Hansom Cab is full of literary references and quotations, mainly to literary figures like Virgil, Thomas Moore, Thackeray, Disraeli, Dickens, Shakespeare, etc. He also quotes Australian writer Marcus Clarke (Chapter 15). Hume, like Poe and Green, thought that books should be full of quotations. I've always enjoyed this style of writing, but it is not in critical favor today.

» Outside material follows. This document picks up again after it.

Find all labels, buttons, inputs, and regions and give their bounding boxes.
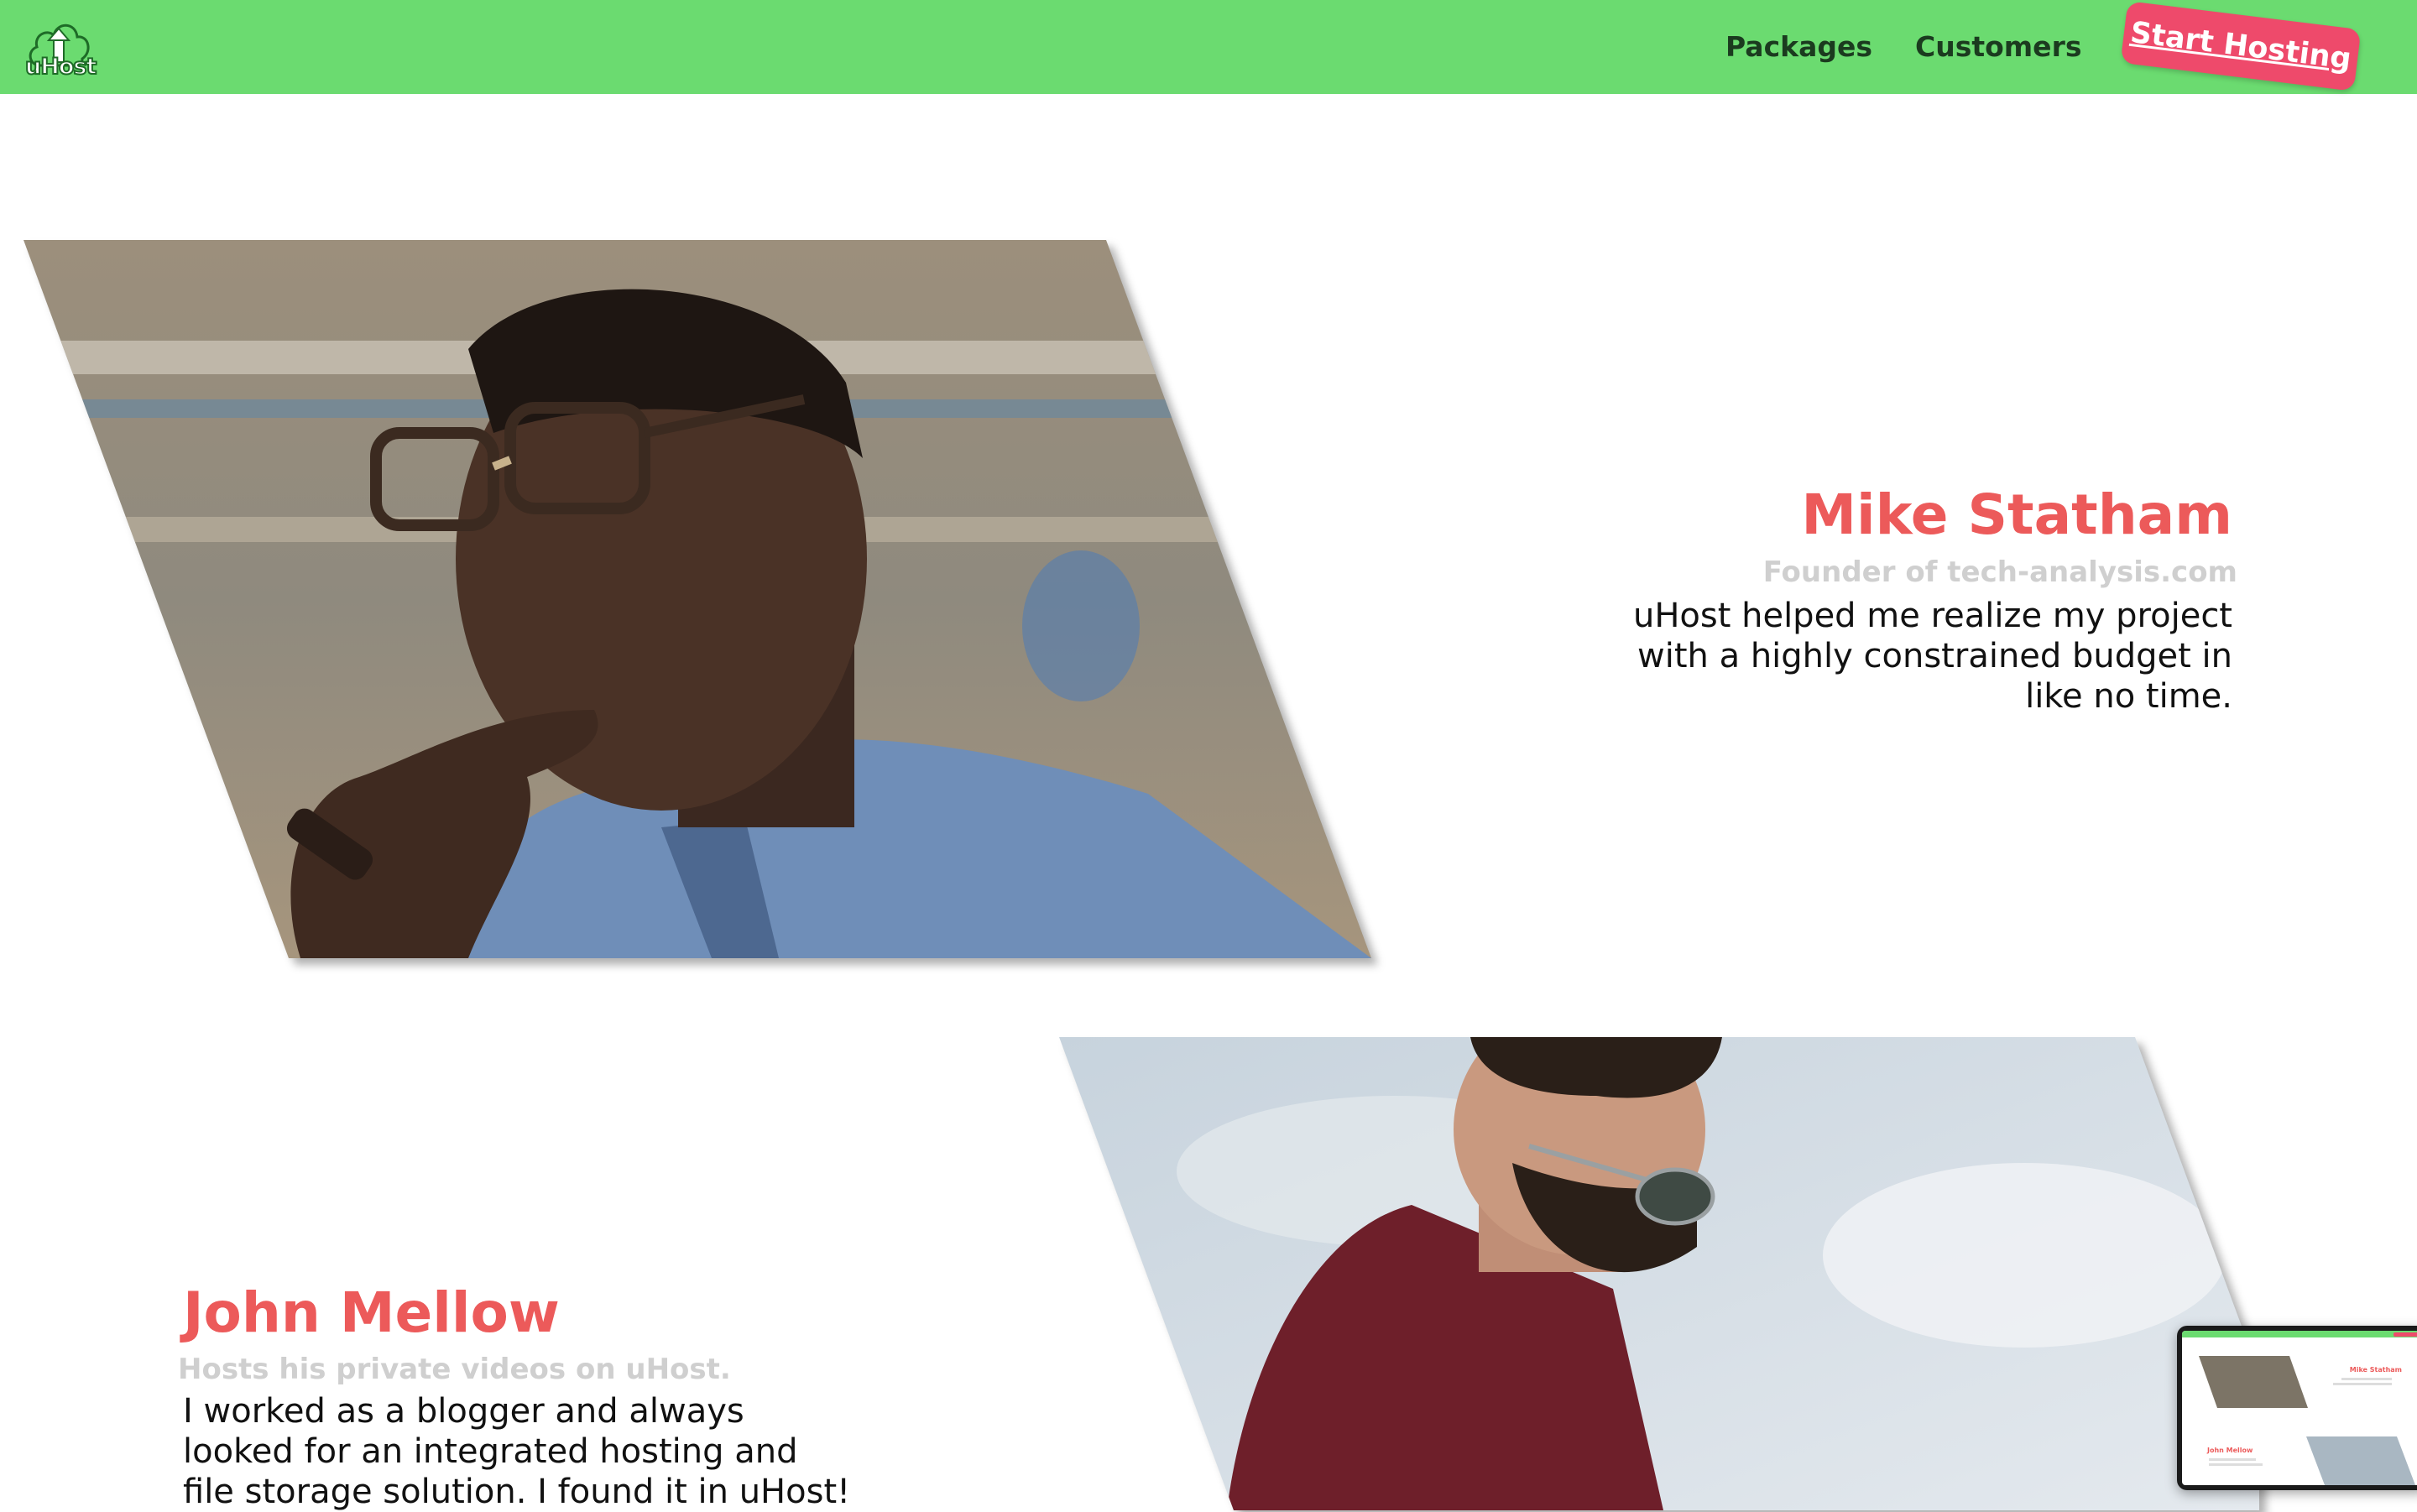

Hume's Preface states that he used Gaboriau's novels as his model. Well, this is undoubtedly historically true, and yet... The famous, much reprinted quotation from the Preface to Hansom Cab about Hume being influenced by Gaboriau's popularity is very misleading. Hume and Gaboriau resemble each other little as writers, and it is clear that Hume had read many other late 19th Century mystery writers. His book seems very different from Gaboriau, and from Poe and Green. In one way, the difference is just sheer blandness: Hume lacks the distinguishing traits of these writers. He does not have Gaboriau's brilliant deductions from evidence, or his carefully characterized police. He does not have Green's atmosphere of horror, and crimes based on the extremes of passion, or her relentlessly brilliant detective work. He does not deal in the baroque secrets of the Sensation writers. Hume's work is closest to Du Boisgobey, who concentrated on the personal and romantic lives of his suspects.

Description. One area in which Hume does recall Gaboriau is in his lyrical descriptions. The scenes at night wandering around Melbourne are especially beautiful.

Hagar of the Pawn-shop, The Gypsy Detective

Hagar is a young woman who inherits a pawn-shop in London, getting her involved in mysteries and crime situations. Each short story in Hagar of the Pawn-shop, The Gypsy Detective (collected 1898) centers on a client and some object they have left at the pawn-shop.

Hagar is unusual in fiction in being a sympathetic Gypsy heroine.

"The Casket" is as much as romantic drama, as it is a crime tale. Late in the story comes an encounter which Somerset Maugham might have remembered when he wrote "The Letter" (1924). In both short stories, a wealthy adulterous woman is humiliated for her misdeeds by a much lower status but respectable woman. SPOILER. "The Casket" has a final plot twist, that draws on Hume's abilities to create ambiguous relationships.

The Ghost's Touch

Hume's late story, "The Ghost's Touch", shows his involvement in the supernatural detective movement of the era.